Uno degli aspetti più contestati dai genitori riguarda poi quei sistemi di "tecnologia persuasiva" che regolano il funzionamento delle piattaforme. Attraverso la raccolta e l'analisi dei dati, gli algoritmi costruiscono un profilo dettagliato dell'utente – la cosiddetta "identità algoritmica" – e propongono contenuti sempre più personalizzati e coinvolgenti. Secondo gli esperti, questo meccanismo produce un rilascio continuo di dopamina, il neurotrasmettitore associato al piacere, che innesca un meccanismo capace di condizionare il cervello in via di sviluppo. Un flusso di contenuti senza fine che rende difficile interrompere la navigazione e aumenta il rischio di dipendenza nei più giovani.

Un quadro normativo in evoluzione
Sul piano giuridico, l'azione si inserisce nel solco delle più recenti normative europee: la Legge sui Servizi Digitali (Dsa), la Legge sui Mercati Digitali (Dma) e la Legge sull'Intelligenza Artificiale (Aia). Tutti testi che hanno riconosciuto il problema delle pratiche manipolative nei confronti dei minori, senza però introdurre strumenti concreti di contrasto. Da qui la scelta di utilizzare per la prima volta in Italia l'azione inibitoria collettiva, con la prospettiva che una decisione positiva del Tribunale di Milano apra la strada anche a future azioni risarcitorie. È già attivo, infatti, il portale attraverso cui i genitori possono inviare segnalazioni e testimonianze.

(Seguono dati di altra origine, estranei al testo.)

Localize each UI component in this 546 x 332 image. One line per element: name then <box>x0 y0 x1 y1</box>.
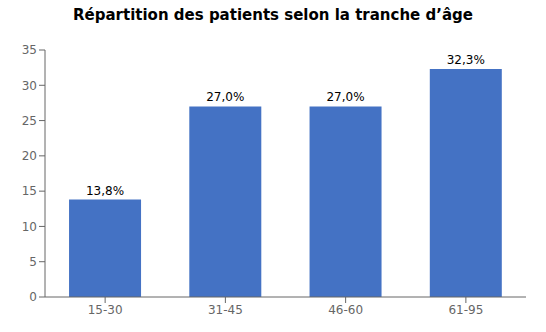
svg-text:46-60: 46-60 <box>328 303 363 317</box>
svg-text:15-30: 15-30 <box>88 303 123 317</box>
svg-text:5: 5 <box>29 255 37 269</box>
svg-text:25: 25 <box>22 114 37 128</box>
svg-text:0: 0 <box>29 290 37 304</box>
svg-text:32,3%: 32,3% <box>447 53 485 67</box>
svg-text:30: 30 <box>22 79 37 93</box>
html-text:Répartition des patients selon: Répartition des patients selon la tranch… <box>73 6 473 24</box>
svg-text:27,0%: 27,0% <box>326 90 364 104</box>
svg-text:13,8%: 13,8% <box>86 184 124 198</box>
svg-text:27,0%: 27,0% <box>206 90 244 104</box>
svg-text:35: 35 <box>22 43 37 57</box>
svg-text:20: 20 <box>22 149 37 163</box>
svg-text:61-95: 61-95 <box>448 303 483 317</box>
svg-text:31-45: 31-45 <box>208 303 243 317</box>
svg-text:15: 15 <box>22 184 37 198</box>
svg-text:10: 10 <box>22 220 37 234</box>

Un precedente che guarda all'Europa
Il caso italiano potrebbe avere un forte impatto anche oltre i confini nazionali, in un'epoca in cui piattaforme come Meta e TikTok contano circa 90 milioni di utenze in un Paese di 60 milioni di abitanti, inclusi bambini e anziani. Non è infatti la prima volta che gruppi organizzati di genitori adiscono legalmente contro i colossi social (nel 2024 sette famiglie francesi hanno denunciato TikTok per aver mostrato contenuti pericolosi ai figli adolescenti, due dei quali si sarebbero tolti la vita all'età di 15 anni). Se il tribunale accoglierà le richieste dei promotori, le piattaforme potrebbero quindi essere obbligate a modificare in profondità le loro modalità operative, dando vita a un precedente capace di orientare le future politiche europee sulla protezione dei minori nel mondo digitale. "Si tratta di un passo urgente e necessario", ha ribadito l'avvocato Stefano Commodo, titolare dello studio legale torinese a supporto dell'azione colletiva. Un passo che, se confermato, potrebbe segnare un punto di svolta nel rapporto tra giovani e social network.